As redemption becomes more likely, it’s normal for preferred stocks to gravitate back toward par value. That can mean gains for securities bought at a discount to par or losses for those purchased at a premium. This can present some uncertainty.

You might see a preferred stock trading at $26.50 with a par value of $25. If the stock is called, the investor would cash out with a loss of $1.50 per share. That modest setback might be more than offset by higher dividends in the interim. Still, don’t be caught off guard by call features.

In the meantime, expect to pocket steady payments every 90 days — often at two to three times what the issuer pays its common stockholders.

Let Funds Do The Work For You…

Investors have plenty of options. For some, a passive exchange-traded fund (ETF) such as iShares Preferred & Income Securities (NYSE: PFF) does the trick. It’s low-cost and offers a healthy payout above 6%. And after trading near $40 (before the Fed rate tightening cycle began), the fund is now hovering close to a multi-year low below $30.

But I prefer a hands-on approach to a rigid index for this asset class.
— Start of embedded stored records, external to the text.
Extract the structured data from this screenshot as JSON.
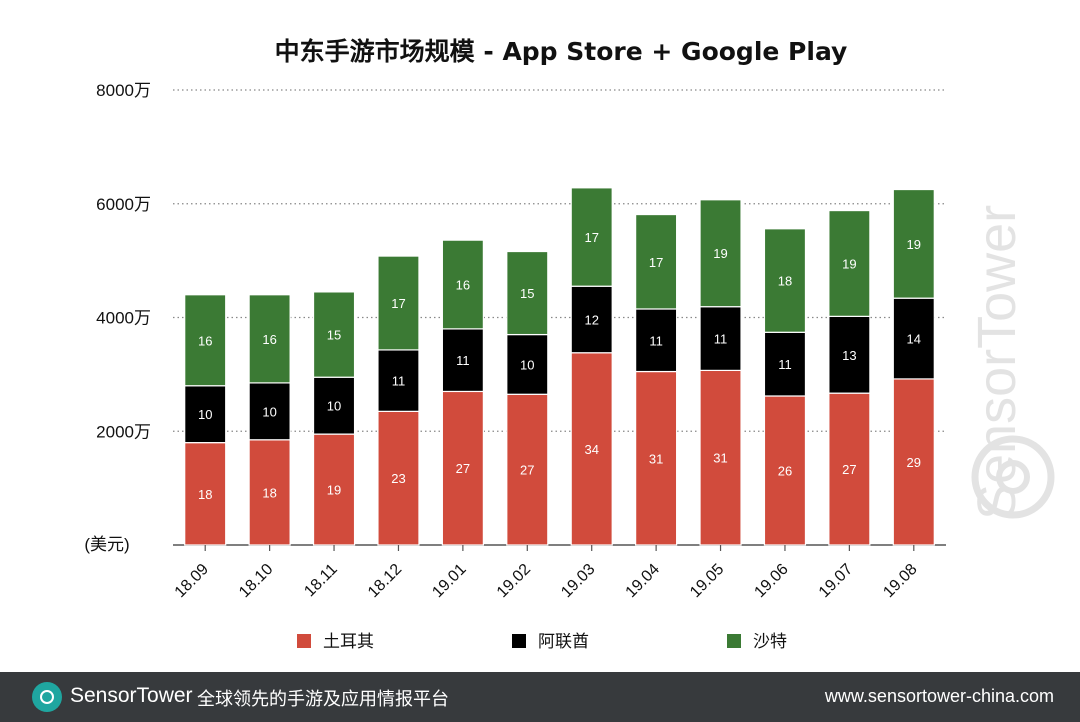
{
  "chart_data": {
    "type": "bar",
    "stacked": true,
    "title": "中东手游市场规模 - App Store + Google Play",
    "ylabel": "(美元)",
    "ylim": [
      0,
      8000
    ],
    "yticks": [
      "2000万",
      "4000万",
      "6000万",
      "8000万"
    ],
    "ytick_values": [
      2000,
      4000,
      6000,
      8000
    ],
    "grid": true,
    "legend_position": "bottom",
    "categories": [
      "18.09",
      "18.10",
      "18.11",
      "18.12",
      "19.01",
      "19.02",
      "19.03",
      "19.04",
      "19.05",
      "19.06",
      "19.07",
      "19.08"
    ],
    "series": [
      {
        "name": "土耳其",
        "color": "#d14b3c",
        "values": [
          1800,
          1850,
          1950,
          2350,
          2700,
          2650,
          3380,
          3050,
          3070,
          2620,
          2670,
          2920
        ],
        "labels": [
          "18",
          "18",
          "19",
          "23",
          "27",
          "27",
          "34",
          "31",
          "31",
          "26",
          "27",
          "29"
        ]
      },
      {
        "name": "阿联酋",
        "color": "#000000",
        "values": [
          1000,
          1000,
          1000,
          1080,
          1100,
          1050,
          1170,
          1100,
          1120,
          1120,
          1350,
          1420
        ],
        "labels": [
          "10",
          "10",
          "10",
          "11",
          "11",
          "10",
          "12",
          "11",
          "11",
          "11",
          "13",
          "14"
        ]
      },
      {
        "name": "沙特",
        "color": "#3b7a34",
        "values": [
          1600,
          1550,
          1500,
          1650,
          1560,
          1460,
          1730,
          1660,
          1880,
          1820,
          1860,
          1910
        ],
        "labels": [
          "16",
          "16",
          "15",
          "17",
          "16",
          "15",
          "17",
          "17",
          "19",
          "18",
          "19",
          "19"
        ]
      }
    ]
  },
  "watermark": "SensorTower",
  "footer": {
    "brand": "SensorTower",
    "slogan": "全球领先的手游及应用情报平台",
    "url": "www.sensortower-china.com"
  }
}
Aside from steering clear of potential trouble and utilizing leverage to enhance returns, closed-end funds (CEFs) have another structural advantage over ETFs: they have a deeper pool to fish.

Few people know that traditional exchange-traded preferred stocks comprise only about 15% of this market. They are often referred to as the retail market. The other 85% of preferreds (some $1 trillion outstanding) only change hands over the counter between institutional investors.

Since ETFs are limited to listed securities, they are shut out of the institutional side of the market and miss out on 85% of the available universe. Institutional OTC preferreds typically offer better call protection and higher payouts. And over the past quarter century, they have outperformed their retail siblings by 1.3% annually — potentially compounding into thousands of dollars more over the long haul.

Action To Take

Hopefully, this gives you an understanding of not only how preferred stocks work, but also the myriad options for investors in this space.

After weighing over a dozen top contenders, we ended up going with a trusted leader in the CEF field over at High-Yield Investing. The fund had its struggles last year. But with Fed rate tightening having nearly run its course and the banking scare fading from the news cycle, the stage is set for a powerful bounce over the next 12 months.

That said, COF-PL looks like a compelling value right now. There are many such cases in this corner of the investing world.

Which path you choose is ultimately up to you. But if you’re looking for income, I wouldn’t ignore this asset class.